Paramagnetic spins drive electrons, produce electricity from heat

An international team of researchers has observed that local thermal perturbations of spin in a solid can convert heat into energy even in a paramagnetic material, while spins are not expected to correlate long enough. This effect, called by the paramagnon resistance thermopower researchers, converts a temperature difference into an electrical voltage. This discovery could allow more efficient recovery of thermal energy, for example by converting the heat released by cars into electrical energy to improve energy efficiency, or by feeding intelligent clothing through body heat.

The research team includes scientists from North Carolina State University, the ORNL (Oak Ridge National Laboratory) Department of Energy, the Chinese Academy of Sciences and Ohio State University.
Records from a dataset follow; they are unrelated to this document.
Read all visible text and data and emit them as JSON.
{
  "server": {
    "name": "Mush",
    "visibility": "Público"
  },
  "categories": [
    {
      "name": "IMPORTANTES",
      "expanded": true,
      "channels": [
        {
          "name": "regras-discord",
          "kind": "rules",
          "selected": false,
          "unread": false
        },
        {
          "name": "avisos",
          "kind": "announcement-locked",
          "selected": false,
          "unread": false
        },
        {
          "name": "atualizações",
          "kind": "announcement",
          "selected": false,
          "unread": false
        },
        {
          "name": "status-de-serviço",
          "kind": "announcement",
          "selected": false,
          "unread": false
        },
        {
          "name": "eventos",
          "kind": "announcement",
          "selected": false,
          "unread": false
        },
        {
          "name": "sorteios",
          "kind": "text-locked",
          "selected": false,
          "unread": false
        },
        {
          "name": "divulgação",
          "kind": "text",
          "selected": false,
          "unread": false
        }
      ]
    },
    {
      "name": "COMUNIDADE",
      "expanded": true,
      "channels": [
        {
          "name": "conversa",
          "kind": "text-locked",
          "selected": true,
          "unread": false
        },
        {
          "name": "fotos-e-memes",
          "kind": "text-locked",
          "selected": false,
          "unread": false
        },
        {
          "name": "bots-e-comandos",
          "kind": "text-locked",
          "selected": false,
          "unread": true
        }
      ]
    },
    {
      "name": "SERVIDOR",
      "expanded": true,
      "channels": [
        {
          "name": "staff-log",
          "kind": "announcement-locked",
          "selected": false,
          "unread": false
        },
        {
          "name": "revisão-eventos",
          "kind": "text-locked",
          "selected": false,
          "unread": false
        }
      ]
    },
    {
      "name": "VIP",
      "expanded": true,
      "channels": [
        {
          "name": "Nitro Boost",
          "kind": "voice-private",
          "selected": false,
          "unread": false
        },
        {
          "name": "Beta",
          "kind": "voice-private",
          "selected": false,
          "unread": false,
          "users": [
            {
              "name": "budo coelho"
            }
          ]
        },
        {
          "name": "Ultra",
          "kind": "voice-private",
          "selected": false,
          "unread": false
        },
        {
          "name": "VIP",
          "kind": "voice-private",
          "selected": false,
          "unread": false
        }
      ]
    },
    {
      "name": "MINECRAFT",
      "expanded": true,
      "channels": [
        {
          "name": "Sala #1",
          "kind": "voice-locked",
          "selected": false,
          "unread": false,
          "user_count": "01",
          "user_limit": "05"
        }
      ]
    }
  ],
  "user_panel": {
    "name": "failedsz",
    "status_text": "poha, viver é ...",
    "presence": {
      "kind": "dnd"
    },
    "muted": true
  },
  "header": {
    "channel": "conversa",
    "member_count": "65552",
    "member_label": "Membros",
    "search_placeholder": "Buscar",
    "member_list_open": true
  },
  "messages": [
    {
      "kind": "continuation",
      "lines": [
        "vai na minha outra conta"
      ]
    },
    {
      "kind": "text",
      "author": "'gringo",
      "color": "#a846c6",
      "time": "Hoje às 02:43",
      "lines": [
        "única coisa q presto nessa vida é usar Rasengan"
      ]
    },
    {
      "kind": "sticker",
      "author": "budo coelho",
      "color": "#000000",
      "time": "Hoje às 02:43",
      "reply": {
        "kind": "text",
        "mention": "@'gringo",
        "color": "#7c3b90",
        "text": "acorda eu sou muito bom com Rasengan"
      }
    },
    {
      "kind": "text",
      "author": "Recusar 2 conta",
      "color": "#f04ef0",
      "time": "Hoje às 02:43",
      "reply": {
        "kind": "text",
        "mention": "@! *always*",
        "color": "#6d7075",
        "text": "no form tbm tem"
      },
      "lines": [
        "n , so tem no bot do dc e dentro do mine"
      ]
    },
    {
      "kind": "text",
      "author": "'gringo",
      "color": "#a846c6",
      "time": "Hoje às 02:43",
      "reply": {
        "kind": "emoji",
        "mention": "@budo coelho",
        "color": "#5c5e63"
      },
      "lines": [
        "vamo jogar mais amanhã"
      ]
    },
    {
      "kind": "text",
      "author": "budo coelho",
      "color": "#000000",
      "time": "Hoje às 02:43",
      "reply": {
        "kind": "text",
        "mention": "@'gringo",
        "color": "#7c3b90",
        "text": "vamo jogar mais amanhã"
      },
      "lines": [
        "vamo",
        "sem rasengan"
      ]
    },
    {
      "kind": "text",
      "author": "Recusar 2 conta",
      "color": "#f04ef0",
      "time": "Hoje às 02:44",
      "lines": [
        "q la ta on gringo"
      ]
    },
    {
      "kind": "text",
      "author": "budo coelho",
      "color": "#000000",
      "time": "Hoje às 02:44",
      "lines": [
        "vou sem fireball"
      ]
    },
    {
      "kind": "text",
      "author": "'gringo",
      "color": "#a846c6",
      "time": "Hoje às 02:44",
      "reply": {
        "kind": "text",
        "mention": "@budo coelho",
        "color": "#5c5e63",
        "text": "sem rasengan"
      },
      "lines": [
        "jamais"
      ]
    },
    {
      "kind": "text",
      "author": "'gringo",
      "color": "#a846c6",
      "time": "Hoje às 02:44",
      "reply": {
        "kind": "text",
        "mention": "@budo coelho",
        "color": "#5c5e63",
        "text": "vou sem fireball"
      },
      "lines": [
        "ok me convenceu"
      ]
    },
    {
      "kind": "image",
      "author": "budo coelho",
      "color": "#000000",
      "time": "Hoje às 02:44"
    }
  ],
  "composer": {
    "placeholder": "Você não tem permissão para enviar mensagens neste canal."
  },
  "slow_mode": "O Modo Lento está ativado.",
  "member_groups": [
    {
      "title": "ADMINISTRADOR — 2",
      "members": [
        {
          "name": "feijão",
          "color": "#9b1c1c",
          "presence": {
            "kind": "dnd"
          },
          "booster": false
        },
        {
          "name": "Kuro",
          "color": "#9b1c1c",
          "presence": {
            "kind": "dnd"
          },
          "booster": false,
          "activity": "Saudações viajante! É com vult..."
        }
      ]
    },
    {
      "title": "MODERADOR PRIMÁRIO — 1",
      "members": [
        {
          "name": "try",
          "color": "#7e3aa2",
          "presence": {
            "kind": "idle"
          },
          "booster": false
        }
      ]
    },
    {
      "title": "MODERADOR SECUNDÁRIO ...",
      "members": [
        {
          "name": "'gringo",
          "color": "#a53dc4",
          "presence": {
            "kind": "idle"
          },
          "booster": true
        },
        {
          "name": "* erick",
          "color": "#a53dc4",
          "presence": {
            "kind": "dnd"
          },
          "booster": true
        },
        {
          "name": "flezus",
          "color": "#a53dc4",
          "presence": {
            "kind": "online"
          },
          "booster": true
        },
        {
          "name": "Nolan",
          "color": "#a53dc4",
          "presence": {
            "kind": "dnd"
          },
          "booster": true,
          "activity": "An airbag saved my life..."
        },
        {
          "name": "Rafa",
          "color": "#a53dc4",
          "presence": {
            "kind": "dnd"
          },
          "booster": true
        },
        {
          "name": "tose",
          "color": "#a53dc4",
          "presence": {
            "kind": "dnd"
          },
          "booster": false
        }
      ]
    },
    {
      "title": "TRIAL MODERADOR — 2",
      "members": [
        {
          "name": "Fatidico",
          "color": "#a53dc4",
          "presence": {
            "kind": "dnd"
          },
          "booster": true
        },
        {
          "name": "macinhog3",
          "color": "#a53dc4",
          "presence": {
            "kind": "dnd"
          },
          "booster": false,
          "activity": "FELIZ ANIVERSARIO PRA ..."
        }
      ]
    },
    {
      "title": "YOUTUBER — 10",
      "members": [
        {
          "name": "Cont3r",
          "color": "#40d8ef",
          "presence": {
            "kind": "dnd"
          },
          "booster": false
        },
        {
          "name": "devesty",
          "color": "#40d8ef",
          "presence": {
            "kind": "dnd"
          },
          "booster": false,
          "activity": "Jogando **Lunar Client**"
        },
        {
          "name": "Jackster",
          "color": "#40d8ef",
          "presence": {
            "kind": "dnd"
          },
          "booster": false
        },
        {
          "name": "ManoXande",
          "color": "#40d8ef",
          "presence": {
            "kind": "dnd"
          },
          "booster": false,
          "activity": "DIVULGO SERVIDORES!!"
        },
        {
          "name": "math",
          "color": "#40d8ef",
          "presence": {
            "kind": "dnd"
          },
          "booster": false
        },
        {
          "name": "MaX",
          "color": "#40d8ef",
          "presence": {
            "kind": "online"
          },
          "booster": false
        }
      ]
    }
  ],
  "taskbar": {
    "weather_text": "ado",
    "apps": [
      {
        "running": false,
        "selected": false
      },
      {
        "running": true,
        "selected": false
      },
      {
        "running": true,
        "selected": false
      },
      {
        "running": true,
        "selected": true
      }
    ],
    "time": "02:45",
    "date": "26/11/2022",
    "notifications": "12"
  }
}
In solids with magnetic ions (eg, manganese), thermal perturbations of the spins can be aligned with each other (ferromagnetic or antiferromagnetic) or not (paramagnetic). However, spins are not completely random in paramagnetics: they form short – lived, short – range, locally ordered structures – paramagnons – that only exist for a millionth of a millionth of a second and do not occur at all. extend only on two to four atoms. In a new article describing the work, the researchers showed that despite these disadvantages, even the paramagnons can evolve in a temperature difference and propel free electrons with them, thus creating a thermopower with paramagnetic drag.

In a proof of concept, the team observed that the paramagnon drag in manganese telluride (MnTe) extends to very high temperatures and generates a much higher thermoelectric power than can be expected. generate only electrons charges.

The research team tested the paramagnetic drag thermopower concept by heating lithium-doped MnTe at approximately 250 degrees Celsius higher than its Néel temperature (34 degrees Celsius) – the temperature at which the spins in the material lose their order magnetic long-range and the material. becomes paramagnetic.

"Above Néel's temperature, one would expect the thermal power generated by the spin waves to decrease," said Daryoosh Vashaee, professor of electrical engineering and computer science and materials science at NC State, and co – Corresponding article describing the work. "However, we did not see the expected decline and we wanted to know why."

At ORNL, the team used neutron spectroscopy at the source of spallation neutrons to determine what was happening in the material. "We observed that even though there were no sustained spin waves, localized ion groups would correlate their spins long enough to produce visible magnetic fluctuations," he said. says Raphael Hermann, materials scientist at ORNL and corresponding co-author of the article. The team has shown that the life span of these spin waves – about 30 femtoseconds – is long enough to allow drag entrainment of electron charges, which takes only about a femtosecond, a quadrillion of second. "Short-duration spin waves, therefore, could propel the charges and create enough thermal power to prevent the predicted fall," Hermann explains.

"Before this work, it was thought that magnetic drag could exist only in magnetic materials, not in paramagnetic ones," explains Joseph Heremans, professor of mechanical and aerospace engineering at Ohio State University and co-correspondent of the # 39; author. "Because the best thermoelectric materials are semiconductors and we do not know any ferromagnetic semiconductors at room temperature or higher, we had never thought that magnon drag could increase thermoelectric efficiency in This new discovery changes completely, we can now study paramagnetic semiconductors, there are many. "

"When we observed the sudden increase in the Seebeck coefficient below and near Neel's temperature, and that excess value was extended to high temperatures, we suspected that something basically related to the rotation had to be involved, "says Huaizhou Zhao, a professor at the Chinese Academy of Sciences. in Beijing and corresponding co-author of the article. "So we formed a research team with complementary expertise that laid the foundation for this discovery."

"The towers allow a new paradigm in thermoelectricity by easing the fundamental tradeoffs imposed by Pauli's exclusion from electrons," said Vashaee. "Just as during the discovery of the spin-Seebeck effect, which led to the new spincaloritronic zone, where the angular momentum of the spin is transferred to the electrons, both the spin waves (magnons) and local thermal fluctuations of magnetization in the paramagnetic state (ie paramagnons) can transfer their linear pulse to the electrons and generate thermopower. "

The search appears in Progress of science.